Maraniss made me most conscious of the under-examined influence of Obama's white mother, Ann Dunham, in his life. Obama himself admitted, after she died, that he wished he’d paid more attention to his mother’s formative role in his life when he wrote "Dreams." During the presidential campaign she was mostly a specter, a young white face in ads and news segments, hugging her adorable black son. No one knew much about the brave anthropologist researching Javanese craftsmen in Indonesia. (Janny Scott's 2011 biography, "A Singular Woman," belatedly filled in some of those blanks, and Maraniss cites it in his own work.) Yet Maraniss makes clear, if it wasn't clear already, that Dunham’s liberal, multicultural views had at least as much to do with the person Barack Obama grew up to be as the fact that he had a black father.

The right has already made the case that Obama has given short shrift to his mother's place in his life -- but they slight her by getting her story wrong, too. In "A Bound Man," conservative Shelby Steele's meditation on Obama, he chided the president for neglecting his white mother’s role in his life by choosing “blackness,” and argued that for Obama, “liberalism is blackness.” That’s ridiculous. For Obama, liberalism is the legacy of being raised by Dunham and her parents in Hawaii and Indonesia. He grew up to live his mother’s values: curiosity about the world, egalitarianism, concern with social and racial justice. You might say that for Obama, liberalism is whiteness, because he got his liberal American politics from the white side of his family. Both are foolish claims. Yet Maraniss makes you think about the parts of the story behind our first black president that get less attention.

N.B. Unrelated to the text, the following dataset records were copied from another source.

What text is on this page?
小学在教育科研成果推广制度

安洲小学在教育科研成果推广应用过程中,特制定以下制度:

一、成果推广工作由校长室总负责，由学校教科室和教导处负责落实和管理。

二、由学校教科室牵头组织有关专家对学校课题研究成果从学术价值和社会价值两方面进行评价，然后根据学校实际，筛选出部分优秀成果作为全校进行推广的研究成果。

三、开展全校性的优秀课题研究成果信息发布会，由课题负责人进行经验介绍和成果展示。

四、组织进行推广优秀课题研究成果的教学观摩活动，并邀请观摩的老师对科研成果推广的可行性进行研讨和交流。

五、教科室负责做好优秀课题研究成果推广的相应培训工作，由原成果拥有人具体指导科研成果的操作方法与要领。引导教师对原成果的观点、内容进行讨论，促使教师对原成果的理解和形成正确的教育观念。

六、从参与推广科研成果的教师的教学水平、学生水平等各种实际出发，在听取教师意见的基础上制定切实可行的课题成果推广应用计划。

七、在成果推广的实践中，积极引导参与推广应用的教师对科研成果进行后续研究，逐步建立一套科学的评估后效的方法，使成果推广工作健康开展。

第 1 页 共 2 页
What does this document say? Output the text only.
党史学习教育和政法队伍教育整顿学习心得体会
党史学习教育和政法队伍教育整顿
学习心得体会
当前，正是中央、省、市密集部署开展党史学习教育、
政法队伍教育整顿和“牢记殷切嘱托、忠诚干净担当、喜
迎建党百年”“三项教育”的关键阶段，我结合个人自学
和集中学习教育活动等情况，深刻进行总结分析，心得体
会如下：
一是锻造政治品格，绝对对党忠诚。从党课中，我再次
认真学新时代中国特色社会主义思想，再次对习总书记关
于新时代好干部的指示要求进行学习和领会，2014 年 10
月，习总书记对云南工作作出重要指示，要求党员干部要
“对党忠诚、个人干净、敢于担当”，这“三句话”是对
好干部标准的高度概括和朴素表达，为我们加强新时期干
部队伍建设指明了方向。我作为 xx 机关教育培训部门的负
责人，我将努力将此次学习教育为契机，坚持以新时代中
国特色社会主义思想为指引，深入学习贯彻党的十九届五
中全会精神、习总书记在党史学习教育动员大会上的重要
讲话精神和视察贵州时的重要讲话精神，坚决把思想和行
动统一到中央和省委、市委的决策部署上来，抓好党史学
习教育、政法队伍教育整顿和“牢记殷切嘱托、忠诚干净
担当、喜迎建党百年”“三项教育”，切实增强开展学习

Still, I didn't find that any of the compressions or elisions uncovered by Maraniss challenged the way Obama has presented his own story, in "Dreams" and elsewhere: He was a mixed-race kid abandoned by his black father and sometimes neglected by his white mother, mostly raised by white grandparents, with few ties to any black community, who set out as a young adult to make a place for himself. I think Obama has always been pretty honest about how he did that, whether looking for a city, a church or, ultimately, to form his own family. In the end, Maraniss concludes he exaggerated the extent of his outsider status – but who can judge by how much, since outsiderness is at least partly a state of mind? Whether he recalls his stoner friends as misfits, when in fact they were happy high-achievers, or depicts himself apart from Punahau Prep when he was in the thick of it; or even suggests his basketball coach thought his playing style was too "black," well, mostly we're second-guessing a teenager here.

I found Maraniss' account of Obama's supposedly mysterious New York years the most fascinating, mostly for their dullness. He finds plenty of people who knew Obama there, but he also shows that those years are shadowy because Obama himself was a kind of shadow, behind a "veil," in the words of Genevieve Cook, or "The Moviegoer," in Maraniss'. It is striking the extent to which Columbia activists and leading professors either don't remember him or recall him as someone on the sidelines. It makes his rapid rise to the Harvard Law Review presidency, the Illinois Legislature, the U.S. Senate and the presidency all the more remarkable. Yet the qualities Maraniss depicts in the young-adult Obama -- discipline, ambition, caution and a unique ability to cross boundaries and synthesize difference – are still evident in President Obama and contributed to his rise.

"Barack Obama: The Story" won't quiet the conspiracy nuts. Crazy righties now charge that Obama's team had his love letters doctored to make him look more intellectual -- and to correct his grammatical mistakes -- before an ex-girlfriend gave them to Maraniss. (Wouldn't Obama's Chicago-thug operatives simply confiscate them instead?) No doubt Obama-haters will use the book to find more reasons to hate him. Others will find details that help them understand our often-compromising, occasionally risk-taking president, and why he still remains, to some extent, behind a veil.